By orders of magnitude, the human endeavor has grown much too large for the Earth to support; climate change, plastic pollution, and biodiversity loss are just a few of the symptoms of this global ecological overshoot. The people who have studied this problem for years and from every angle have come to the same conclusion —technology simply won’t save us, but that won’t stop humans from experimenting. By far the most effective way to reduce future emissions and resource consumption is to reduce human birth rates, yet the global population is still increasing at about 90 million people per year despite the geographic shift in fertility rates.

Humans recognized decades ago the threats they are now facing, yet nothing was done due to political inaction and industry malfeasance which continues to this very day. The scientists who wrote The Limits to Growth decades ago were expecting our political institutions to take action back in the 1970s, but they were met with ridicule and now we stand at the doorstep of modern civilization’s collapse. Political inaction and regulatory capture by the fossil fuel industry appear to be intractable barriers that have condemned the human race to a hellish future.
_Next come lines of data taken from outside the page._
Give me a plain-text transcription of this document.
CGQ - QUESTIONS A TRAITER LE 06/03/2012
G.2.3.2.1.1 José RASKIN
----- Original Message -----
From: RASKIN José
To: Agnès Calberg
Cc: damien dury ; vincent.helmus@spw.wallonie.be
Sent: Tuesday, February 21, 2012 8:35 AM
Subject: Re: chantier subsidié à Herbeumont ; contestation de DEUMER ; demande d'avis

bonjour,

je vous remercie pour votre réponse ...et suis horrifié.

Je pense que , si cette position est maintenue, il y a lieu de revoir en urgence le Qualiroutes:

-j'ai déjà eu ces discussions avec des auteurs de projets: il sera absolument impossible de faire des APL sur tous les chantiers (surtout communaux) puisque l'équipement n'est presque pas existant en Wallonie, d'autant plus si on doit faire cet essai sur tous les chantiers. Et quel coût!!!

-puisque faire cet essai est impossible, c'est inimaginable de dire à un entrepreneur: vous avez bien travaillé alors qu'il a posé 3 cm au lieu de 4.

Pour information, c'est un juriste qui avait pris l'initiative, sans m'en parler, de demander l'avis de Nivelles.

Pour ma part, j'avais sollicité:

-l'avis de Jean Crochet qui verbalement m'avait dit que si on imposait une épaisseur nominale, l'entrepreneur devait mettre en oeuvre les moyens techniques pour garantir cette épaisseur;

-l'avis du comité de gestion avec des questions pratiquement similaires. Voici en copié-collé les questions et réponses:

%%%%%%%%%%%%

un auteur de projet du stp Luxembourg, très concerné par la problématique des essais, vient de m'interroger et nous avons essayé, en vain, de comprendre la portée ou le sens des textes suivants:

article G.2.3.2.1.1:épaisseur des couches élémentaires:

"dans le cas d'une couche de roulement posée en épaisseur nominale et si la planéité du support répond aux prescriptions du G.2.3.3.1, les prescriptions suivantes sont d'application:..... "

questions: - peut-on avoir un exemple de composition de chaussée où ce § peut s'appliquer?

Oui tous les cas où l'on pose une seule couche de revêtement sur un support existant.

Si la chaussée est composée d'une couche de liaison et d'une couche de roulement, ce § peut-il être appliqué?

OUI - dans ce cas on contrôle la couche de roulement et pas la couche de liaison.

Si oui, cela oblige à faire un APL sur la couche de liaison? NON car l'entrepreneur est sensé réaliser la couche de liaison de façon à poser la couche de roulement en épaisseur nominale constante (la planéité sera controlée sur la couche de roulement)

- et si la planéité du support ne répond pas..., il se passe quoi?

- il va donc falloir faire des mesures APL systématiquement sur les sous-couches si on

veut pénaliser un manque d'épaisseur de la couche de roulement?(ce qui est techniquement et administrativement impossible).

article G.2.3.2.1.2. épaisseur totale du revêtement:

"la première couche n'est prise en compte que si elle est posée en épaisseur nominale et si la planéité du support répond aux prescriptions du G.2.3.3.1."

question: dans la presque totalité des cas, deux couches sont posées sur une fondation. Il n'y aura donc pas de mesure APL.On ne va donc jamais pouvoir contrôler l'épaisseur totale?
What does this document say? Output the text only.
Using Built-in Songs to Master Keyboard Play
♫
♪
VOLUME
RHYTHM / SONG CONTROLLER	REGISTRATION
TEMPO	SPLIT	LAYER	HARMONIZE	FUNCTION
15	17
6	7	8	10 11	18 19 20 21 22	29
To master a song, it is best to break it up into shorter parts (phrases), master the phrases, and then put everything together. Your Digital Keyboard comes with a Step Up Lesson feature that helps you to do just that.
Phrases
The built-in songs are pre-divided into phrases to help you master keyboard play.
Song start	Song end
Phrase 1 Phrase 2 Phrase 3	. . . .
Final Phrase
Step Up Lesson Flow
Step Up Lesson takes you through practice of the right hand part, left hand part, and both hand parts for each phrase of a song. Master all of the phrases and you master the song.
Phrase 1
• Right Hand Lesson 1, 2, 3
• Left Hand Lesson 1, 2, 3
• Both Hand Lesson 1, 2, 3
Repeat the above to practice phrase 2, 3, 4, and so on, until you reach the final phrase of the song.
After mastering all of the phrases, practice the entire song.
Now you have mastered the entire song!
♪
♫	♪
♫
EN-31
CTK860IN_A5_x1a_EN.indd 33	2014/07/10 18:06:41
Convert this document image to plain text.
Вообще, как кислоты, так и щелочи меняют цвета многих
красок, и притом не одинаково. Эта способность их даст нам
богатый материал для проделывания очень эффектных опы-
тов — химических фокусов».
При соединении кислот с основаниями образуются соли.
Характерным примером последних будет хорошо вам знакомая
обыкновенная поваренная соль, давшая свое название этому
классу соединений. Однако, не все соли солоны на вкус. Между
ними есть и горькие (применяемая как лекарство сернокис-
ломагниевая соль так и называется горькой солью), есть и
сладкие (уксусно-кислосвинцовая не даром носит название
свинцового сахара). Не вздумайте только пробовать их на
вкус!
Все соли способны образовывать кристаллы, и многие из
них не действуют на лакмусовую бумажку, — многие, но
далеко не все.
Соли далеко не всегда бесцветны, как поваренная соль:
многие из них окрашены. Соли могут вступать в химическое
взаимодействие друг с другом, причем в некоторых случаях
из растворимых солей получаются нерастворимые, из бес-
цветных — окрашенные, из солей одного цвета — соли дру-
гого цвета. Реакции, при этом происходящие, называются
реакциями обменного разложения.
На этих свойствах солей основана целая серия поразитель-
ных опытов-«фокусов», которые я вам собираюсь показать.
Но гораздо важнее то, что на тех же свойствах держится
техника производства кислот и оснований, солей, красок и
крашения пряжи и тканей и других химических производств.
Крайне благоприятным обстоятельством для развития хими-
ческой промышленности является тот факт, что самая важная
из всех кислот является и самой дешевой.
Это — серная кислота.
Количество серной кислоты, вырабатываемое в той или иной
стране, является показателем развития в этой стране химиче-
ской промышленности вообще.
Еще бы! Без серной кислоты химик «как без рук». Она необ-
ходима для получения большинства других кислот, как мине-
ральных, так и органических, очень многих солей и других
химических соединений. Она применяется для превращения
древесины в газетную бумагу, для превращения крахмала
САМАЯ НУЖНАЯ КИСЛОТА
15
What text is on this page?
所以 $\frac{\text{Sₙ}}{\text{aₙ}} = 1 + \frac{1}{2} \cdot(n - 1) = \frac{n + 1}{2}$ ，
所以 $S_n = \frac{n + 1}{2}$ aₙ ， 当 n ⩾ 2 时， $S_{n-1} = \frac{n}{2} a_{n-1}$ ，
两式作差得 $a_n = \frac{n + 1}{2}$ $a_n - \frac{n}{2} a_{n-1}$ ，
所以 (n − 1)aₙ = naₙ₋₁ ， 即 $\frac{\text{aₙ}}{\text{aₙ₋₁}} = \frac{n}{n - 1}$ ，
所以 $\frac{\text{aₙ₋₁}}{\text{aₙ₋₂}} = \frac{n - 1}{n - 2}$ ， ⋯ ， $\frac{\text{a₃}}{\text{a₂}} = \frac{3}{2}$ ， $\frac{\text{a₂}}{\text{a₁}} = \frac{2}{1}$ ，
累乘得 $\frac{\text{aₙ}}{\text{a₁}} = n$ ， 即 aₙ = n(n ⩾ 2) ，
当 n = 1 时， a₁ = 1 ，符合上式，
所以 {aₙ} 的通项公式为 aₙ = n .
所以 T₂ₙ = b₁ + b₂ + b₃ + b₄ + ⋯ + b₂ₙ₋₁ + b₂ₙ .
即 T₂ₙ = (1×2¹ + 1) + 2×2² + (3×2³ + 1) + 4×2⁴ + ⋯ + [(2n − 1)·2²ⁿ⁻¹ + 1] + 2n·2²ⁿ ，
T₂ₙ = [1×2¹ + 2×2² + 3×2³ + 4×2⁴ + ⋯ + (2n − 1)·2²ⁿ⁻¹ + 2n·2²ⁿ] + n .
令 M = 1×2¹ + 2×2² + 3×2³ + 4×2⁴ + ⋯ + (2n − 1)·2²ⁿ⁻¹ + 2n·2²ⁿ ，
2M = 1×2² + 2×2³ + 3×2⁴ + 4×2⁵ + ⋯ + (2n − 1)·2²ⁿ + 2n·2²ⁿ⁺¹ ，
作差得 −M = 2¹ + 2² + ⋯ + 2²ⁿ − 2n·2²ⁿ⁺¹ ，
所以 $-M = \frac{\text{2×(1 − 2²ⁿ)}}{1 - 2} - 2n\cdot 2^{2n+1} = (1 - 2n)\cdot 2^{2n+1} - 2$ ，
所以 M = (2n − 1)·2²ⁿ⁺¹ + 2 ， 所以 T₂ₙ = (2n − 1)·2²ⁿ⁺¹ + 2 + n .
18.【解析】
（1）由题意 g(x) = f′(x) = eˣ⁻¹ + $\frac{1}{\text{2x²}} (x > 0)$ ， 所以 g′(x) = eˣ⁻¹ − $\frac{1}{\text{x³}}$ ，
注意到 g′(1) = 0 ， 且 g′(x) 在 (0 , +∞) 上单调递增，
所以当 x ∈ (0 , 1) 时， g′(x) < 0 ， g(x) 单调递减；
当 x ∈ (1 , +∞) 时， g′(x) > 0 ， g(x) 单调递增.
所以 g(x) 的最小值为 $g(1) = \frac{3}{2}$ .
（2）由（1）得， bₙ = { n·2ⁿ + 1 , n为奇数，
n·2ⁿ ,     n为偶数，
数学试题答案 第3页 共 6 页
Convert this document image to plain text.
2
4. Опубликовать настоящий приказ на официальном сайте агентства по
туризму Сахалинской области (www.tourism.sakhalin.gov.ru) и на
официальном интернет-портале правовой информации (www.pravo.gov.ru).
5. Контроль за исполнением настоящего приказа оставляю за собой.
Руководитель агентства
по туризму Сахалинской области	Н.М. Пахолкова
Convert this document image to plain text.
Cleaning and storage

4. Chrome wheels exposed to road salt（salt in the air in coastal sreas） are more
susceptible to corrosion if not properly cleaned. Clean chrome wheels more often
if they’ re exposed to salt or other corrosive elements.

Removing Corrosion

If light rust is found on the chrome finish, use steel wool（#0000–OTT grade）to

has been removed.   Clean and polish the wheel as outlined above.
Anyone waiting for some sort of seminal climate change event that is going to galvanize the world’s leaders into action will be tragically disappointed. If seeing the world’s coral reefs dying, its glaciers disappearing, permafrost melting, and the steady uptick in extreme weather and wildfire events does not spur them to action, it is much too late to hope that any single event will ever do so. The time to act would have been before we were seeing all these environmental degradations and tipping points, not afterward. There is no way to put the CO2 genie back in the bottle. The Earth cannot even begin to reach a new climate state until humans stop emitting the roughly 40 to 50 gigatonnes of CO2 per annum and stop altering and destroying global ecosystems. This fact is our daily nightmare.

A myth that many uninformed people hold is that biospheric health will quickly bounce back after we humans get our act together. Nothing could be further from the truth. Much of the damage we are already seeing is irreversible on human time scales. Positive feedbacks were already occurring at less than 1°C of warming. Many carbon sinks are on the verge of becoming or have already become carbon sources. As we race toward a nightmarish future with no realistic way to stop, we leave behind a “forever legacy” that will haunt mankind for the rest of eternity.